The SALT cap limit applies only to levies paid to state and local governments, e.g., state income and property taxes. However, without further congressional action, the TCJA’s SALT provision is set to sunset after 2025.

Since its imposition in 2018, the SALT cap has been a contentious issue. No wonder, then, that legislators in the high-tax states of California, New Jersey, and New York are working overtime to weaken it. In fact, the current cap is one of the largest revenue raisers for the federal government.

One reform we would like to see is raising the SALT cap to $20,000 for married couples filing jointly. Raising the cap would cost even more in lost revenue, an estimated $170 billion.

The Committee for a Responsible Federal Budget estimates that extending individual and estate tax provisions will lose revenue by $3.9 trillion. This palpable impact will be felt over the next 10 years.
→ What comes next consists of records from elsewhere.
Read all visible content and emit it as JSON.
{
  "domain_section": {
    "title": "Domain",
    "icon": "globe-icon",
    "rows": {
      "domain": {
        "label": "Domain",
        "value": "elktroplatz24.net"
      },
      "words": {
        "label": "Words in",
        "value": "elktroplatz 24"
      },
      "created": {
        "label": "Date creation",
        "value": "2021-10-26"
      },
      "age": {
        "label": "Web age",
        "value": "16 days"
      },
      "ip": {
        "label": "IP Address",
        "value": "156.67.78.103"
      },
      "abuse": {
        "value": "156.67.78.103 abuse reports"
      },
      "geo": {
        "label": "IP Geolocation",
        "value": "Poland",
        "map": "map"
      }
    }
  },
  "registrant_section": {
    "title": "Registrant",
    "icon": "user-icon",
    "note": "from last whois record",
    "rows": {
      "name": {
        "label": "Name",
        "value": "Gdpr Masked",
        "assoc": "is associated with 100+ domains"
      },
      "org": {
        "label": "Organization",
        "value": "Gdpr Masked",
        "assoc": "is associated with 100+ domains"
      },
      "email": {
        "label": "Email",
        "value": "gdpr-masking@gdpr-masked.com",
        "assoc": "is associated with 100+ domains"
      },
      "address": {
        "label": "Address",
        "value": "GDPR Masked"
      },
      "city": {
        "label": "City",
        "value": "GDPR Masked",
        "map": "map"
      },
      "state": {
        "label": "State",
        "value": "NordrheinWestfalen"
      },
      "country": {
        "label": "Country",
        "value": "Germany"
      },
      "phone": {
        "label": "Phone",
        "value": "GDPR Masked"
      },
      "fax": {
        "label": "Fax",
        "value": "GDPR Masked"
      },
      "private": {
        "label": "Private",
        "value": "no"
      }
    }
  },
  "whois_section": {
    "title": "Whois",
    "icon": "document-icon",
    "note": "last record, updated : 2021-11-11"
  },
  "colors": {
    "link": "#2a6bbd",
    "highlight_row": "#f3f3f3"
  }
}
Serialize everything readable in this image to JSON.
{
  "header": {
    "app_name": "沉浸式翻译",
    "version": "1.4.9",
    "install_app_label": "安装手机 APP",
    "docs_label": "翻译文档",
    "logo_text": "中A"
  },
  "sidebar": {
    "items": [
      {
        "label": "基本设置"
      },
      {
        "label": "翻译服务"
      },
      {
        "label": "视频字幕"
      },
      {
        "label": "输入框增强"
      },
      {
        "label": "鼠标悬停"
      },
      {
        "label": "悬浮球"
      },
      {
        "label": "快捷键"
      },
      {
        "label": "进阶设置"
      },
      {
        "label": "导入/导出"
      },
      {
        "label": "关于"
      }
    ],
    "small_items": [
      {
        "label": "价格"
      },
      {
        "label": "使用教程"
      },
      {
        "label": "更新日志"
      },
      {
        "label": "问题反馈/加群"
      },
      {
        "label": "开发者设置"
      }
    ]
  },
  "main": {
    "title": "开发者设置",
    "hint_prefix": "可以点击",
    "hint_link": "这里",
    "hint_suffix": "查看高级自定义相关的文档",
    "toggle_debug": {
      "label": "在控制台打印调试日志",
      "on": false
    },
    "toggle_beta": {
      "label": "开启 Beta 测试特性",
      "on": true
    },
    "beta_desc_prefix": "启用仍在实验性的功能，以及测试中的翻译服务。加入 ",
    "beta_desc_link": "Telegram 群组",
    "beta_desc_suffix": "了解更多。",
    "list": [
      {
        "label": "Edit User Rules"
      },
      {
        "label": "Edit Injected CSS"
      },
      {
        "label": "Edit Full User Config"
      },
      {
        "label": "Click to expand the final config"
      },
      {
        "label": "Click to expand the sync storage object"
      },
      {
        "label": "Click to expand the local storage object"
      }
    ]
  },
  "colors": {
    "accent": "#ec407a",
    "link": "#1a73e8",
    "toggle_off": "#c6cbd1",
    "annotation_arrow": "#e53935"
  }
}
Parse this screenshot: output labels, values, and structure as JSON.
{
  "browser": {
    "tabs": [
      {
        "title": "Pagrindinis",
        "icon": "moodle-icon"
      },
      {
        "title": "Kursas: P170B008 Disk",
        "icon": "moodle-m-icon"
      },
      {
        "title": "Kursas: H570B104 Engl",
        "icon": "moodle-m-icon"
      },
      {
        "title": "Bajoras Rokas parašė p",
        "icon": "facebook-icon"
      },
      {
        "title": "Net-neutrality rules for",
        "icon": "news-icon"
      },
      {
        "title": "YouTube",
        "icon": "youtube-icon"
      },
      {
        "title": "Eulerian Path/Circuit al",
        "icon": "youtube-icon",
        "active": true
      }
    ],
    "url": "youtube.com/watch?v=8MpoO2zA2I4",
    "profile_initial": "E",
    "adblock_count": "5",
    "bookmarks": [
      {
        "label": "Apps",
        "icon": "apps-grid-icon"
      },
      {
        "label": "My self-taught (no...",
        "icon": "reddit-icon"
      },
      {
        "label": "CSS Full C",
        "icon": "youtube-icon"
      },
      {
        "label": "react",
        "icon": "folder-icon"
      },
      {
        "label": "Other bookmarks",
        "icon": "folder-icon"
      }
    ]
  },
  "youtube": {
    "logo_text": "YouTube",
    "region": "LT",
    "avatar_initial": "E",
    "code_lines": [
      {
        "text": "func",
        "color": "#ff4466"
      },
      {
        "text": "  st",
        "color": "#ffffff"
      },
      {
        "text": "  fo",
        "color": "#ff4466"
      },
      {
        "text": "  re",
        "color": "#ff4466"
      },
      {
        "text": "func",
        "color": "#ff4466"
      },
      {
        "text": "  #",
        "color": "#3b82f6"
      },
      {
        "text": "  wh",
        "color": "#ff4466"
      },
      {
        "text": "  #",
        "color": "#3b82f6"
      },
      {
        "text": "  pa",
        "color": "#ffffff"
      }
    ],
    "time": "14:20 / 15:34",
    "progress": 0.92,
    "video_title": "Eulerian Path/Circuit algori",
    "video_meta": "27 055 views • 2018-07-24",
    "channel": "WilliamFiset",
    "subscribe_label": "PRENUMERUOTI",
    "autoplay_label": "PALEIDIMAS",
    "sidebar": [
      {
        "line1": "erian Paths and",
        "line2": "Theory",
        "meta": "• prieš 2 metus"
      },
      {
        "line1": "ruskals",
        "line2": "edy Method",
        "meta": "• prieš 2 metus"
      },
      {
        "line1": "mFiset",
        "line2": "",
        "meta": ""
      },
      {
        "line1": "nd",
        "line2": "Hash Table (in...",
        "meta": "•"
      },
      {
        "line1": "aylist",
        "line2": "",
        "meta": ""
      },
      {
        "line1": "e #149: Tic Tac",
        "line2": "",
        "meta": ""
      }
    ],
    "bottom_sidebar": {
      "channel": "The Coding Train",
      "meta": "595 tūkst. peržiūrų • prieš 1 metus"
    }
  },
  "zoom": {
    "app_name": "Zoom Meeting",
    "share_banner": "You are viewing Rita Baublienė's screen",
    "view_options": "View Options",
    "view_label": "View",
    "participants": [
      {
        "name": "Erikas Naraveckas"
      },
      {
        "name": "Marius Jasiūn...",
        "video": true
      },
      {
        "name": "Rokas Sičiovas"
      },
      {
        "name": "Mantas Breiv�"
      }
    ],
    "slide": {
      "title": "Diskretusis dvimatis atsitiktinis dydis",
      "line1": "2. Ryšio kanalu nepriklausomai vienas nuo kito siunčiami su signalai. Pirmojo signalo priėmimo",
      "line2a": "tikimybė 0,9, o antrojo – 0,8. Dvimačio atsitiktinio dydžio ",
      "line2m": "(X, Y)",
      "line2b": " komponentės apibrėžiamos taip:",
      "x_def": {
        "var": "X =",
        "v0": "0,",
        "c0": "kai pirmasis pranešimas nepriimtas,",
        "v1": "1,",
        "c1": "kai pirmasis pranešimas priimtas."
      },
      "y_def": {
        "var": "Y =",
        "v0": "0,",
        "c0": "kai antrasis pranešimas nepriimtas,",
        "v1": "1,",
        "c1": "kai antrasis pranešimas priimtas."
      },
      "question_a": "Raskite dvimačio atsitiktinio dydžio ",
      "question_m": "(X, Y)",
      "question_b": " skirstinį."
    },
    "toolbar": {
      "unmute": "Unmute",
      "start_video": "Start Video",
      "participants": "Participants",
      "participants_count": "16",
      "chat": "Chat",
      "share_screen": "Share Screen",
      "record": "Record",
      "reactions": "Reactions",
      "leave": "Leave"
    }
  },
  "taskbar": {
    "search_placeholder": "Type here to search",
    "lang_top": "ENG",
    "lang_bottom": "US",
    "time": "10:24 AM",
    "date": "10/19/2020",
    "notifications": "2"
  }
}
The future of the SALT cap is proving to be a major sore point in the 2025 tax cliff negotiations.

That's the balancing act. - Garrett Watson, director of policy analysis at the Tax Foundation.

It’s important to recall that the previous president, Donald Trump, first imposed the $10,000 SALT cap back in 2017. In fact, on the 2024 campaign trail he had a surprising reversal.

I'd love to see something happen on SALT. - Donald Trump

House Republicans’ budget blueprint calls for $4.5 trillion in tax cuts and authorizes them through 2034.